When Hetty does not come back for two weeks, Adam decides to go to Snowfield to get her. He sets off in a state of high happiness, eager to see his prospective bride. But at Snowfield, he learns that Dinah has been in the city of Leeds for three weeks and that Hetty never arrived. Distracted with worry, he traces her as far as he can but loses her track on the second day. Not knowing that Hetty is pregnant, Adam can only conclude that she has run away from the marriage to him and probably gone to Arthur in Ireland. He sadly goes back home, tells Seth and the Poysers what has happened, and prepares to set out for Ireland. He decides, though, that it would be better to tell Mr. Irwine the situation before he leaves.
At this point in the novel, the consequences of Hetty and Arthur’s thoughtless behavior begin to involve Adam. He had been a happy man, secure financially, secure (he thought) in the possession of the love of the woman he loved. Now his bright world is shattered, and events begin to hurry him on to a confrontation with himself and with reality.

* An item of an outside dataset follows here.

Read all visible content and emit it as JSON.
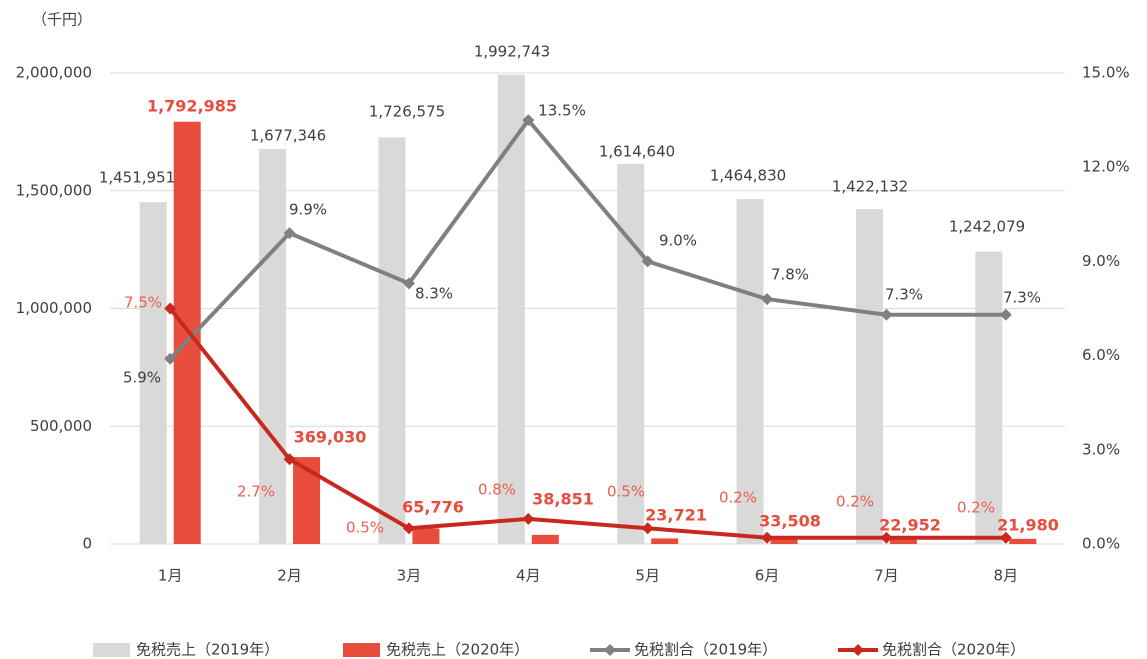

Note once again the force of circumstance. We have seen at various points in the book how Eliot manipulates chance events and events over which the characters have no control to show how circumstance affects human life. Adam has done nothing very seriously wrong so far; he is guilty of pride and of giving in to impulses toward violence, but he has not behaved so as to permanently injure another human being, as both Arthur and Hetty have. Still he suffers, and will suffer more; his love for Hetty (a good impulse) prevents him from seeing her true nature, and, as a result, he is trapped in a situation which he must deal with. Eliot in this chapter begins to administer one of the prime “object lessons” in Adam Bede: that one must never allow himself to feel that he is in control of his physical fate because circumstance will force him into paths he had not planned on taking.
Eliot uses Adam’s attitude toward his work as a sort of symbol for his entry into a new reality. Adam’s philosophy has always been that as long as one can still work, things are not so very bad. Now for the first time Adam looks at his tools “wondering if he should ever come to feel pleasure in them again.” This attitude will persist through Adam’s soul-crisis; it represents his recognition of the fact that there is nothing he can do to improve his situation. Note that he begins to abandon his stubborn independence at the end of the chapter: “I can’t stand alone in this way any longer.”
Although Seth is not a major character, the relationship between Adam and him is of some interest. Of the two brothers, Adam is obviously the leader, but when Adam is in trouble, one of the people he leans on most heavily is Seth. Seth is a truly humble man, which gives him a strength in adversity which Adam does not possess. Eliot surrounds Adam in the closing of the novel with people of this stamp; he goes to Mr. Irwine at the end of this chapter, and Dinah appears later on. The point is clear. These characters have what Adam needs to achieve: a proper orientation towards reality. They are models, so to speak, of the sort of attitude he must strive to attain.